Evaluasi dilakukan untuk mengukur capaian program, mengidentifikasi berbagai hambatan di lapangan, sekaligus menyusun langkah percepatan dan perbaikan agar program prioritas pemerintah daerah semakin efektif dan memberikan manfaat langsung kepada masyarakat.
Gubernur menekankan bahwa setiap program harus memiliki indikator keberhasilan yang jelas dan terukur.
Menurutnya, keberhasilan pembangunan tidak cukup hanya dilihat dari terlaksananya kegiatan maupun tingkat penyerapan anggaran. Ukuran paling penting adalah dampak nyata yang dirasakan masyarakat.
Jangan sampai kita merasa berhasil hanya karena program sudah dilaksanakan. Ukuran keberhasilan kita adalah ketika masyarakat merasakan manfaatnya, kata Gubernur.
Karena itu, koordinasi antara Pemerintah Provinsi, pemerintah kabupaten dan kota, serta seluruh perangkat daerah dinilai sangat penting untuk memastikan program berjalan tepat sasaran.
Sinergi tersebut juga diperlukan agar tidak terjadi tumpang tindih program sekaligus memperkuat intervensi pemerintah terhadap sektor-sektor yang menjadi prioritas pembangunan.

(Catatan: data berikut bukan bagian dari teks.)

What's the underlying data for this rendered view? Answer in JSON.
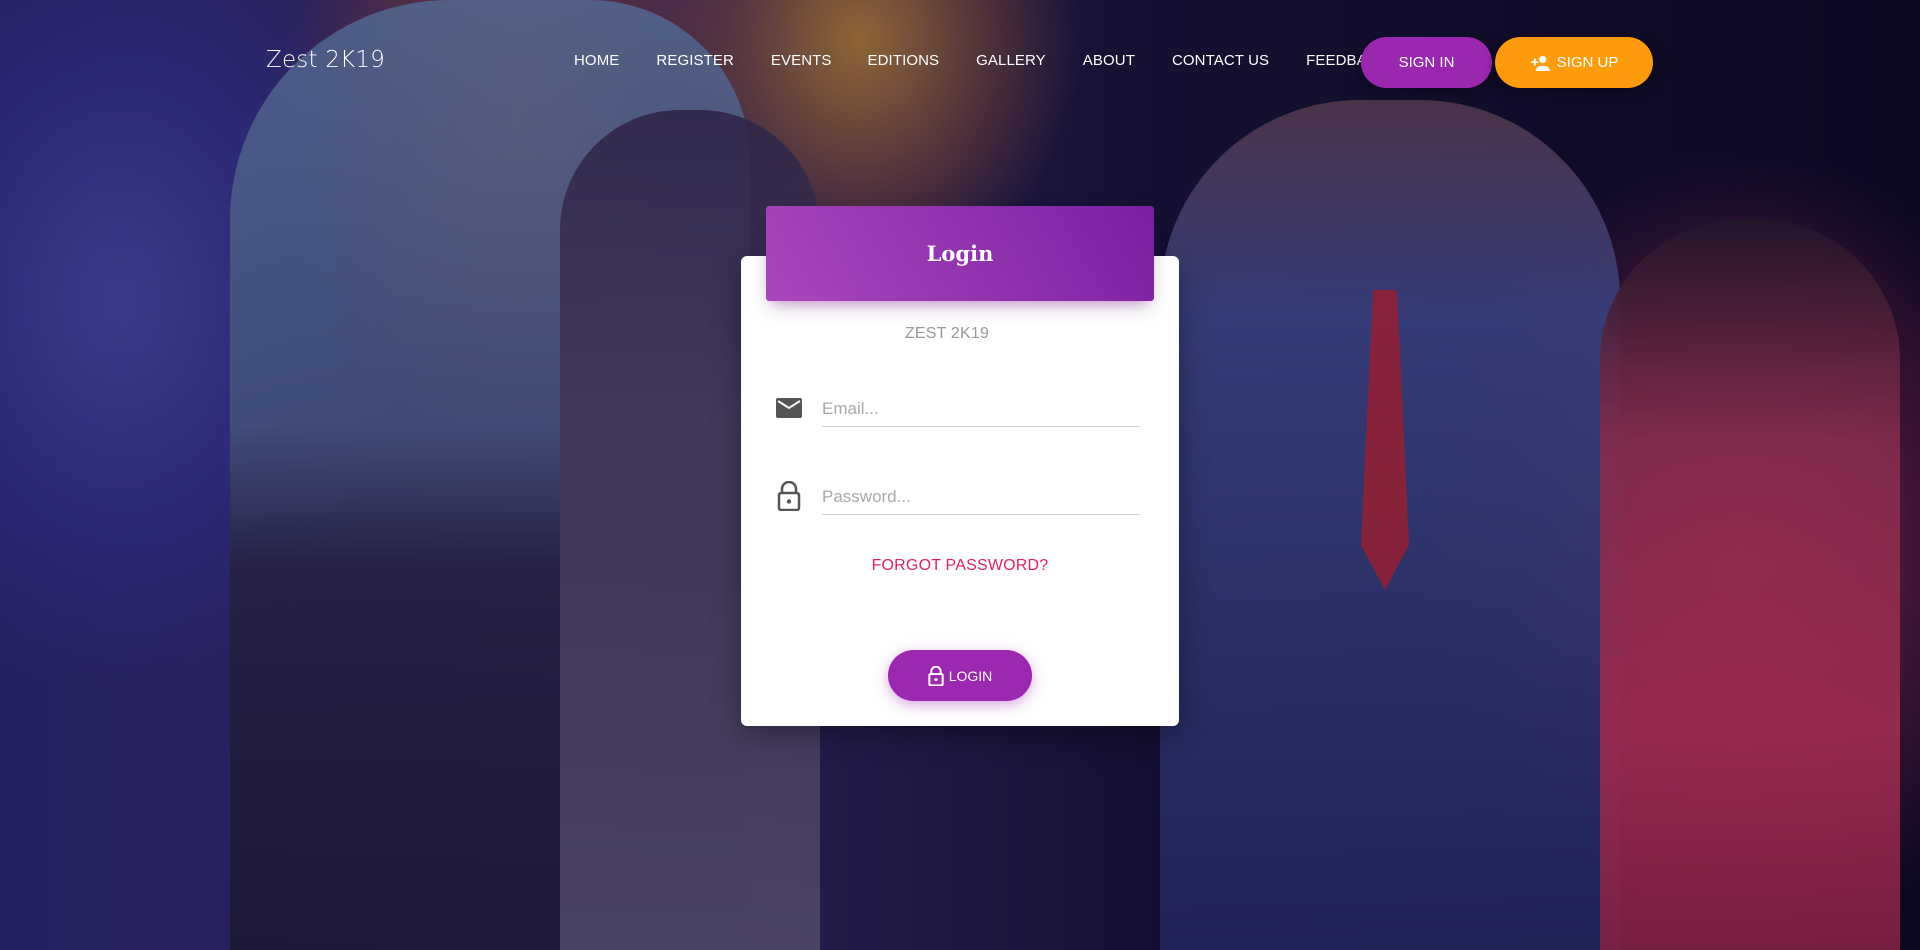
{
  "brand": "Zest 2K19",
  "nav": {
    "links": [
      "HOME",
      "REGISTER",
      "EVENTS",
      "EDITIONS",
      "GALLERY",
      "ABOUT",
      "CONTACT US",
      "FEEDBACK"
    ],
    "sign_in_label": "SIGN IN",
    "sign_up_label": "SIGN UP",
    "sign_up_icon": "person-add-icon"
  },
  "login_card": {
    "title": "Login",
    "subtitle": "ZEST 2K19",
    "email_placeholder": "Email...",
    "email_value": "",
    "email_icon": "email-icon",
    "password_placeholder": "Password...",
    "password_value": "",
    "password_icon": "lock-icon",
    "forgot_label": "FORGOT PASSWORD?",
    "login_button_label": "LOGIN",
    "login_button_icon": "lock-icon"
  },
  "colors": {
    "primary": "#9c27b0",
    "warning": "#fd9b0d",
    "link": "#e91e63"
  }
}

Potensi Daerah Harus Dikelola Terintegrasi
Gubernur Anwar Hafid juga mengajak seluruh kepala daerah dan jajaran birokrasi membangun semangat kolaborasi dalam menghadapi berbagai tantangan pembangunan.

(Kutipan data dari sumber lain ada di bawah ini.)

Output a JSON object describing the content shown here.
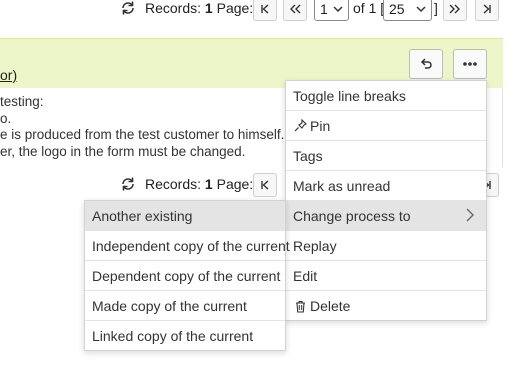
{
  "pager": {
    "records_label": "Records:",
    "records_count": "1",
    "page_label": "Page:",
    "page_value": "1",
    "of_label": "of 1",
    "bracket_open": "[",
    "page_size": "25",
    "bracket_close": "]"
  },
  "message": {
    "header_link": "or)",
    "header_link_prefix": "",
    "header_paren_close": "",
    "lines": [
      "testing:",
      "o.",
      "e is produced from the test customer to himself.",
      "er, the logo in the form must be changed."
    ]
  },
  "context_menu": {
    "items": [
      {
        "label": "Toggle line breaks",
        "icon": ""
      },
      {
        "label": "Pin",
        "icon": "pin-icon"
      },
      {
        "label": "Tags",
        "icon": ""
      },
      {
        "label": "Mark as unread",
        "icon": ""
      },
      {
        "label": "Change process to",
        "icon": "",
        "highlighted": true,
        "submenu": true
      },
      {
        "label": "Replay",
        "icon": ""
      },
      {
        "label": "Edit",
        "icon": ""
      },
      {
        "label": "Delete",
        "icon": "trash-icon"
      }
    ]
  },
  "submenu": {
    "items": [
      {
        "label": "Another existing",
        "highlighted": true
      },
      {
        "label": "Independent copy of the current"
      },
      {
        "label": "Dependent copy of the current"
      },
      {
        "label": "Made copy of the current"
      },
      {
        "label": "Linked copy of the current"
      }
    ]
  }
}
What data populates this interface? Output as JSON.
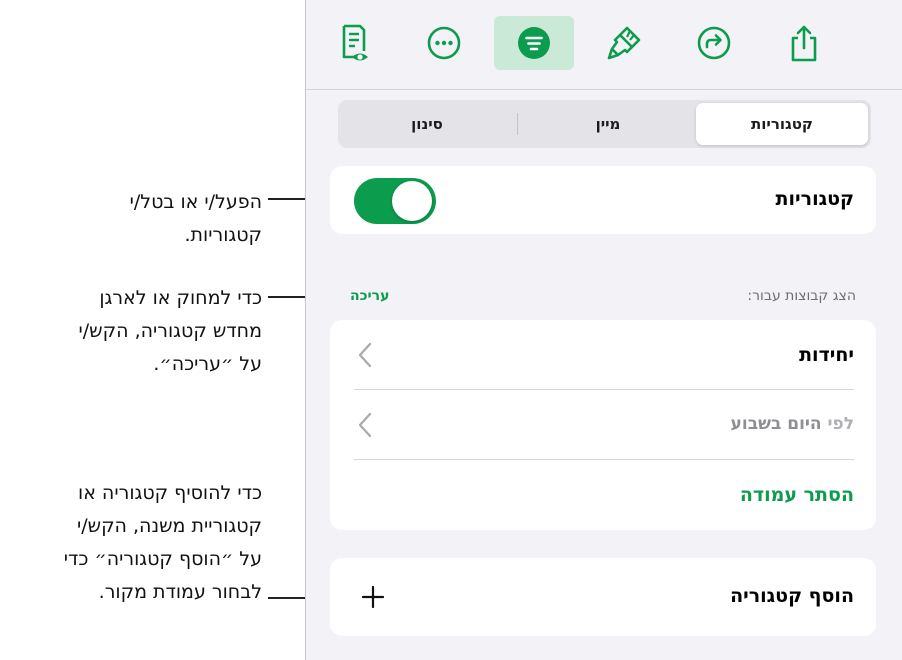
{
  "toolbar": {
    "items": [
      {
        "name": "reading-view-icon",
        "active": false
      },
      {
        "name": "more-icon",
        "active": false
      },
      {
        "name": "organize-icon",
        "active": true
      },
      {
        "name": "format-brush-icon",
        "active": false
      },
      {
        "name": "redo-icon",
        "active": false
      },
      {
        "name": "share-icon",
        "active": false
      }
    ]
  },
  "tabs": {
    "categories": "קטגוריות",
    "sort": "מיין",
    "filter": "סינון"
  },
  "categories_toggle": {
    "label": "קטגוריות",
    "enabled": true
  },
  "groups_section": {
    "label": "הצג קבוצות עבור:",
    "edit": "עריכה"
  },
  "group_rows": {
    "units": "יחידות",
    "by_weekday_prefix": "לפי ",
    "by_weekday": "היום בשבוע",
    "hide_column": "הסתר עמודה"
  },
  "add_category": {
    "label": "הוסף קטגוריה"
  },
  "callouts": {
    "toggle": [
      "הפעל/י או בטל/י",
      "קטגוריות."
    ],
    "edit": [
      "כדי למחוק או לארגן",
      "מחדש קטגוריה, הקש/י",
      "על ״עריכה״."
    ],
    "add": [
      "כדי להוסיף קטגוריה או",
      "קטגוריית משנה, הקש/י",
      "על ״הוסף קטגוריה״ כדי",
      "לבחור עמודת מקור."
    ]
  },
  "colors": {
    "accent": "#0c9c4e",
    "active_tab_bg": "#cbe9d7",
    "panel_bg": "#f2f2f7"
  }
}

Ia menilai Sulawesi Tengah memiliki potensi besar pada sektor pertanian, industri, pertambangan, kelautan dan perikanan, serta pariwisata yang harus dikelola secara terintegrasi dan berkelanjutan.
Visi besar kita harus diterjemahkan menjadi kerja bersama. Tidak ada program yang bisa berhasil kalau dikerjakan sendiri. Kita harus bergerak dalam satu arah, dengan semangat yang sama, untuk mewujudkan Sulteng Nambaso, ujar Anwar Hafid.
Melalui Rakor tersebut, Pemerintah Provinsi Sulawesi Tengah menegaskan komitmennya untuk terus memperkuat sinkronisasi kebijakan nasional dan daerah, mempercepat pelaksanaan 9 Program BERANI, serta memastikan setiap agenda pembangunan memberikan dampak nyata bagi masyarakat.
Dengan semakin kuatnya sinergi antara pemerintah pusat, Pemerintah Provinsi Sulawesi Tengah, serta pemerintah kabupaten dan kota, pembangunan di Sulawesi Tengah diharapkan semakin terarah dan mampu mempercepat terwujudnya daerah yang maju, sejahtera, dan berkelanjutan dalam semangat Sulteng Nambaso.